Last week, the Senate rejected the president’s bid for a vacancy on the Supreme Court; the following day, Congress overturned Planalto’s vetoes to the PL. These two facts, added to the erosion of the court’s prestige and the pre-election tension, fueled the perennial debate about the Republic’s institutions and the need to reform them.

So far the demonstrations have produced more fire than light. A respected analyst stated that presidentialism was replaced by the dictatorship of Congress; another, of equal caliber, considers that we live under “congressional presidentialism”. On Tuesday (5), minister Gilmar Mendes, from , defended a broad change in the political system and a pact for state reform.
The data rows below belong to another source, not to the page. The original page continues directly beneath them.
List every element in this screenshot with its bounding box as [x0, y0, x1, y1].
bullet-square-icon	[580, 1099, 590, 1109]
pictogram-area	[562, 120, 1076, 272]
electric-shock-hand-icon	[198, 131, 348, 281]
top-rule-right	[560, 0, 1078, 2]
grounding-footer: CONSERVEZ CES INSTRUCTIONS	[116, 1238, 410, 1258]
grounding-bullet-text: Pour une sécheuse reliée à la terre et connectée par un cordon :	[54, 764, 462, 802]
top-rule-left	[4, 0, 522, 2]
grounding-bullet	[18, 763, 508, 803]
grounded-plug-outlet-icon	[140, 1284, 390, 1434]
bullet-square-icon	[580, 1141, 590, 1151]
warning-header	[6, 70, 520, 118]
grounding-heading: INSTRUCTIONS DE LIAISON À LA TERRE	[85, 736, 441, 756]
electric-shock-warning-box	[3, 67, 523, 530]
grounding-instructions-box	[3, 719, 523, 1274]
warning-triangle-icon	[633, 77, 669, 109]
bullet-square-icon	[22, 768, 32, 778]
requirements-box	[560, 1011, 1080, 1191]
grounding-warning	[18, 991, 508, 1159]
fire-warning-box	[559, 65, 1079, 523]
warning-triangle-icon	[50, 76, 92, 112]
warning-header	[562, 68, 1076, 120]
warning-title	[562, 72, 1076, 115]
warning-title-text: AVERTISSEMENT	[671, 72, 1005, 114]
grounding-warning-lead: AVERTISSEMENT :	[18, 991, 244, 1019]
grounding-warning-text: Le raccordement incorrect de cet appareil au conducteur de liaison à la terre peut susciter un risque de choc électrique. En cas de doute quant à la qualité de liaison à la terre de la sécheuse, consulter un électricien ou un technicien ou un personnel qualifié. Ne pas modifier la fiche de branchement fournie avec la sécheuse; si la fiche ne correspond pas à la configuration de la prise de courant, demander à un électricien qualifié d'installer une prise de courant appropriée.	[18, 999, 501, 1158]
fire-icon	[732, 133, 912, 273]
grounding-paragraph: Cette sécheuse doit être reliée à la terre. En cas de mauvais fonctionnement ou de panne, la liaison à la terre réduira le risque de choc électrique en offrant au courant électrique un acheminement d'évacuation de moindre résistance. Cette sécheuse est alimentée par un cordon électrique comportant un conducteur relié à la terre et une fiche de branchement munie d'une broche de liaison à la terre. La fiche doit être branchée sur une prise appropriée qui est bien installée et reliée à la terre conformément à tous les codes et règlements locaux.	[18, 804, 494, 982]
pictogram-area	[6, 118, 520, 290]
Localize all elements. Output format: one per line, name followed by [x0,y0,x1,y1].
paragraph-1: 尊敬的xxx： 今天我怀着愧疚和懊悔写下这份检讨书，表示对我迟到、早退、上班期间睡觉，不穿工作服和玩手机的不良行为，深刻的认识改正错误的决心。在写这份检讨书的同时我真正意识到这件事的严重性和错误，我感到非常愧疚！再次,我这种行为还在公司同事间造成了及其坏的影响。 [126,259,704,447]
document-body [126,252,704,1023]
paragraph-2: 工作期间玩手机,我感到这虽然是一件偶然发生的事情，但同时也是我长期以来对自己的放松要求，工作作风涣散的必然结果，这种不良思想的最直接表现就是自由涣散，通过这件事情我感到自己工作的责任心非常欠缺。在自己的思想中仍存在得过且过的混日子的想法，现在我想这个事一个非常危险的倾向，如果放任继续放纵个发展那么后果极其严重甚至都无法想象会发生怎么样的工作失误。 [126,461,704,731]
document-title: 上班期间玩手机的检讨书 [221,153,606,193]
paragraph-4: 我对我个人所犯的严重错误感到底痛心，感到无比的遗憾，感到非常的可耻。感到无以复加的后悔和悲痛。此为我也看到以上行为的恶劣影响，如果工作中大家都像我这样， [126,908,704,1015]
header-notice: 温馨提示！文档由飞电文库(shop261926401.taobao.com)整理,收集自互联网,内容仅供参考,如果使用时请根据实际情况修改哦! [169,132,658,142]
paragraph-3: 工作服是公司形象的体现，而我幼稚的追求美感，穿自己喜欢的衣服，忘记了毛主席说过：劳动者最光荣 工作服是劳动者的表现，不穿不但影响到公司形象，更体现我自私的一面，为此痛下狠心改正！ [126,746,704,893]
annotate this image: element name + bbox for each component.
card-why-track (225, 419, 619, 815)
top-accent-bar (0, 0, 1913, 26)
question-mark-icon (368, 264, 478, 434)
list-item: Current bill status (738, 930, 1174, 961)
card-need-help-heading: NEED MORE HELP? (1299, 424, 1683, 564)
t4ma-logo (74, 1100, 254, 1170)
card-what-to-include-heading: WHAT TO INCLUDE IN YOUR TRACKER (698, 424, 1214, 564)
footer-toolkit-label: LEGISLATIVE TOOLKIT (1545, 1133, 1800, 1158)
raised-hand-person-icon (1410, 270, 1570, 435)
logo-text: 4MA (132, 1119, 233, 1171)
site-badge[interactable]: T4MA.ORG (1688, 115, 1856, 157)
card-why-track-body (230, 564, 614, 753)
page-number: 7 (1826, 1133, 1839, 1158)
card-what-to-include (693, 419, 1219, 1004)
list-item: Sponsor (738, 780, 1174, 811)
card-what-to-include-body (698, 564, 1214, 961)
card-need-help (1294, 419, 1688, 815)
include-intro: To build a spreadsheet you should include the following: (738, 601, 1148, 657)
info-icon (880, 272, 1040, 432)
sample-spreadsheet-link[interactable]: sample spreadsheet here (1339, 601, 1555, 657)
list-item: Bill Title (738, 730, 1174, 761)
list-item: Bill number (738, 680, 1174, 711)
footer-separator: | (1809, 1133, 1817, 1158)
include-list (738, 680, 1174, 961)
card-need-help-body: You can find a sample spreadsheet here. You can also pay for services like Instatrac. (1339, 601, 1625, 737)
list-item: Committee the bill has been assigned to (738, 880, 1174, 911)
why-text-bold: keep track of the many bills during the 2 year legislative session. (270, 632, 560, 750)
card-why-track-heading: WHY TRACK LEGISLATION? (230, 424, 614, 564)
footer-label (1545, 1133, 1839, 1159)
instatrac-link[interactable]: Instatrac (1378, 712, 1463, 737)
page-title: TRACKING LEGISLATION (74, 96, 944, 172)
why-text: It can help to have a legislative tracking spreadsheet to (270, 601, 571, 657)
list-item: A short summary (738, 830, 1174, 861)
Strictly speaking, it is important to separate what results from the institutional design of the Republic from what is caused by the preferences and strategies of political agents. I remember here the column by colleague Lara Mesquita, published in this Folha on Monday (4).

Brazilian presidentialism is inevitably multiparty, due to the proportional electoral system and the federative organization of the State; both multiply the parties represented in Congress. Even though it has been reducing, its number remains very high. Given that no group can achieve a majority in the Legislature, governing requires coalitions, in which the president’s party is one of the participants — not always the largest, however. This is one of the effects of institutional design.

Although it is advantageous to govern with politically more homogeneous coalitions; When this does not occur, the ruler is required to have greater ability to negotiate and give in. Governments headed by the PT have always had to be based on coalitions with right-wing parties, as the left never ceased to be a minority in both legislative houses. This is not due to the institutional design, but to the voters’ choices: even when voting for a left-wing president, they repeatedly prefer senators and deputies from the varied right-wing camp.

Thus, the “Congress that is the enemy of the people”, as boasted in the propaganda that has been flooding left-wing networks, is the result of the choice of the same voters who brought to Planalto a president who is a friend of the people — in fact, president and senators elected according to the same majority rule.

It is true that recent institutional changes have reduced, but not eliminated, the means available to the Executive to obtain parliamentary support for its initiatives. Managing the coalition became more difficult; What hasn’t changed is our presidential system. It is worth remembering that the political disconnect between President Lula and that right-wing group in his coalition did not prevent him from obtaining important legislative triumphs in his third term: the fiscal framework; tax reform; the change in Income Tax; the Nest Egg; and the anti-faction law.

What we saw last week was less a manifestation of a crisis in multiparty presidentialism than the result of a presidential strategy that misjudged the forces at its disposal and a sign that the pragmatic right is disembarking from the government to join the pirate ship of Bolsonarism.